Creating a cohort / multisample VCF

[kvn95ss]

Hello,

We have ~100 samples for which we would like to call mitochondrial variants. The cohort contains a mix of related and unrelated samples. We would like to know the recommended way to call variants for all samples in the cohort.

For ex, a trio was used for test example, so I'm not sure if combining data that way would be feasible for our data.

Or, would it be better to mity call + normalize the variants separately for each sample, merging the vcfs, then using mity report to annotate the variants?

[kvn95ss]

UPDATE - I tried to run mity call with all the bam files, but got this error -

Calling mitochondrial variants
Running FreeBayes in sensitive mode
No variants in VCF with specified chromosome/s
Writing normalised vcf: cohort_output/all_cohort_chrM.mity.vcf.gz

And the vcf file was empty with no variants. Looks like merging VCFs might be better option :/

[kvn95ss]

I tried to combine the vcfs with bcftools merge and ran into this error -

mity 0.3.0
Generating mity report
Traceback (most recent call last):
  File "/root/scripts/mity", line 29, in <module>
    args.func(args)
  File "/root/scripts/mitylib/commands.py", line 160, in _cmd_report
    report.do_report(args.vcf, args.prefix, args.min_vaf, args.out_folder_path)
  File "/root/scripts/mitylib/report.py", line 494, in do_report
    min_vaf)
  File "/root/scripts/mitylib/report.py", line 180, in make_table
    if float(FORMAT_VAF) > float(min_vaf):
ValueError: could not convert string to float: '.'

Any leads appreciated, thanks!

[drmjc]

Hi,
I've never tried a huge cohort, as we usually ran mity for probands or trios. So my first recommendation is to run the related samples together in batches, with normalize and report for each family.

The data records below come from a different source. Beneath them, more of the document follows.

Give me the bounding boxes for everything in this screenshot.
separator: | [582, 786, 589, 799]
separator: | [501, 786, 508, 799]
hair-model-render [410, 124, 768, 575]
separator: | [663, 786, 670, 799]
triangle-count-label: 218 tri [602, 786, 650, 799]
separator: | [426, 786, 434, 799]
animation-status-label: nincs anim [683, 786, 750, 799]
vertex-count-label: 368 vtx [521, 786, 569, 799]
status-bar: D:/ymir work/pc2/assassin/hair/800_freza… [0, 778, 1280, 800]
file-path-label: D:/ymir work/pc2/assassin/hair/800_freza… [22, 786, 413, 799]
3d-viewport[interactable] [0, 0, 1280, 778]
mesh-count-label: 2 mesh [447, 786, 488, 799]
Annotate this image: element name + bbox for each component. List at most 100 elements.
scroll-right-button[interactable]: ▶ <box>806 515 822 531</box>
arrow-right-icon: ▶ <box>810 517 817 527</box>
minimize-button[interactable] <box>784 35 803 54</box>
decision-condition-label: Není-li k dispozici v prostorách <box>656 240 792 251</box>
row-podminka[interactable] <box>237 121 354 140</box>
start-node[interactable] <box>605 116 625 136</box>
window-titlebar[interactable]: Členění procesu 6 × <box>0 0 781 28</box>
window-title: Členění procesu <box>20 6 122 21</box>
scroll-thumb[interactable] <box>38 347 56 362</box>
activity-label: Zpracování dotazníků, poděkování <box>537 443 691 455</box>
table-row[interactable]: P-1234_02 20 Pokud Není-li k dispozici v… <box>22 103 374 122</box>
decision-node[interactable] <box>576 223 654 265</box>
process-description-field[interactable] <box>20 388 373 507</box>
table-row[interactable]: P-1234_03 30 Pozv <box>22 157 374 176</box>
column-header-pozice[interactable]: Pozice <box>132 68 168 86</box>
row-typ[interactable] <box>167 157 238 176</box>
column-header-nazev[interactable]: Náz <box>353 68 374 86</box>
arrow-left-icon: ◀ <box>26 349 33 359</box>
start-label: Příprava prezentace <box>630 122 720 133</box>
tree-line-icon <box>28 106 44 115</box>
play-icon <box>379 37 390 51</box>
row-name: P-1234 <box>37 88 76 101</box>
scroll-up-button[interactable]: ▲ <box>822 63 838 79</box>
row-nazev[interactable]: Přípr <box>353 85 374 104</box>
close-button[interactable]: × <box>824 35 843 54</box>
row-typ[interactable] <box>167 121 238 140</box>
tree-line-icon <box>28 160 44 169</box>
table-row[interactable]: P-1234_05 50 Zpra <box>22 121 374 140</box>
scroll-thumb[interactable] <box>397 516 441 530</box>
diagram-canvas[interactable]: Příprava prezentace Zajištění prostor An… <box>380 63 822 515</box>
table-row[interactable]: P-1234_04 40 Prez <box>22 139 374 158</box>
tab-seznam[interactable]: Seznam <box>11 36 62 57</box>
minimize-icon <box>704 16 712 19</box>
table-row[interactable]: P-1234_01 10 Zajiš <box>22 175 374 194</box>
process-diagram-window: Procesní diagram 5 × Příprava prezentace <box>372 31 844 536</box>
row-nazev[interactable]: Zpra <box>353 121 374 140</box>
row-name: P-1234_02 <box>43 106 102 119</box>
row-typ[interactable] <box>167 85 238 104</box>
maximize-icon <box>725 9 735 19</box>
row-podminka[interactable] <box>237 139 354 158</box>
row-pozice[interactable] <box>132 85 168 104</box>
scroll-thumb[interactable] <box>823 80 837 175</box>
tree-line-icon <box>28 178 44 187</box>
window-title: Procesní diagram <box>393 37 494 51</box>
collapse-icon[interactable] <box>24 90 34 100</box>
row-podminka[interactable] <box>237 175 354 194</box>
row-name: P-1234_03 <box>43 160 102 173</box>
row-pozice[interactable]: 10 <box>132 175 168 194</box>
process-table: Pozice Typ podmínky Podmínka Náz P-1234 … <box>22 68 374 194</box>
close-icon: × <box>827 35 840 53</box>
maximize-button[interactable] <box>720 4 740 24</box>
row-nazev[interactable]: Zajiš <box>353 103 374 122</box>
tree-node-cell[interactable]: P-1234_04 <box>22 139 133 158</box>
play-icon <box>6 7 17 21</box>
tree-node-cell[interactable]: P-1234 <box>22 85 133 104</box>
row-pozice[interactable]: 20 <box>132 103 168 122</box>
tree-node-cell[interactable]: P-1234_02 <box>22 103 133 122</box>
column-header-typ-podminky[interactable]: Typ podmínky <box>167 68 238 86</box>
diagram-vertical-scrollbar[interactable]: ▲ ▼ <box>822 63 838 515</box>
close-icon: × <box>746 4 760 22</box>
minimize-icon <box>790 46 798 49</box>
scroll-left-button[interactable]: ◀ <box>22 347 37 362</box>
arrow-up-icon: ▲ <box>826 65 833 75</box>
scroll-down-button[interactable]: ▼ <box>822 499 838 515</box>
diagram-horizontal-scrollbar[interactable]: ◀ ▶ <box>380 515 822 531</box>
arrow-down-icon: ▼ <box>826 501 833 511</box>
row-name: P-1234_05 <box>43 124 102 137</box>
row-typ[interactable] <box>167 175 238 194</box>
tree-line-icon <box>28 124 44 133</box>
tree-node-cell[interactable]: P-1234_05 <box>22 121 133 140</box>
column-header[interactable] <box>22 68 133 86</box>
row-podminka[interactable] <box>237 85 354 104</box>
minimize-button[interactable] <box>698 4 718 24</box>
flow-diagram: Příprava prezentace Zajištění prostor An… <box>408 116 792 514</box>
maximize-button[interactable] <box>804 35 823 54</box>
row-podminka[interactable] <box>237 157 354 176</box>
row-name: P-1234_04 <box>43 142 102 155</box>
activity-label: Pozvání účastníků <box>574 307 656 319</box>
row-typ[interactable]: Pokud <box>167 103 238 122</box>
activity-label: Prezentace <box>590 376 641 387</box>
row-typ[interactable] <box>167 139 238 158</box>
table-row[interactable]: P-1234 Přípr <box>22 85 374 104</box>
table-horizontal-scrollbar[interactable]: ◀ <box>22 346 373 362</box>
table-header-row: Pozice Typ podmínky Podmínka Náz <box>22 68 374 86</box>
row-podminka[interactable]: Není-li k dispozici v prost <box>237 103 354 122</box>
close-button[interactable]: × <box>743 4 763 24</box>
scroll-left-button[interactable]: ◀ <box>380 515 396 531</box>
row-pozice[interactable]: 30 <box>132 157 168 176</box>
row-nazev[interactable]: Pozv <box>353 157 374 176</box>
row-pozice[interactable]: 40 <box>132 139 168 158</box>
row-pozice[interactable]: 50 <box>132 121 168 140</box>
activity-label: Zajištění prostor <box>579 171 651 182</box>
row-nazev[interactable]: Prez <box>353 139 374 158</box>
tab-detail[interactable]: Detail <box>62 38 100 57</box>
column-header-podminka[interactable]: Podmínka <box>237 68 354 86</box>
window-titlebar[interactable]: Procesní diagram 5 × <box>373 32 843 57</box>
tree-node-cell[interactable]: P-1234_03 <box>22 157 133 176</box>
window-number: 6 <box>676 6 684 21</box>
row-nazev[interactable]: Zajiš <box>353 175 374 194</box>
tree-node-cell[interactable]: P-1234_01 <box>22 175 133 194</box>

If the VCF is empty, my first suggestion is to look at which --reference was used and that this matches the MT chromosome name in the BAM, see https://github.com/KCCG/mity#human

The most recent error message looks like a variant in the VCF has '.' for the AD or DP value. This likely arose from running bcftools merge in the middle of the toolchain which is not supported. Thanks for the report, we could add some code that checks for this and at least allows the valid variants to be analysed.

[kvn95ss]

Hay!

Thanks for the reply. We wanted to have a broad, sweeping look at all mitochondrial variants, so for now I have ran mity for individual samples, then merged the excels using pandas. Admittedly it is hacky-slashy way to go about it and lack of allele counts is a major drawback.

The reference we are using is correct, as for individual samples it works with no issues.

I did use bcftools merge just as a blind shot, but if multi-sample vcfs are supported in report it would be great.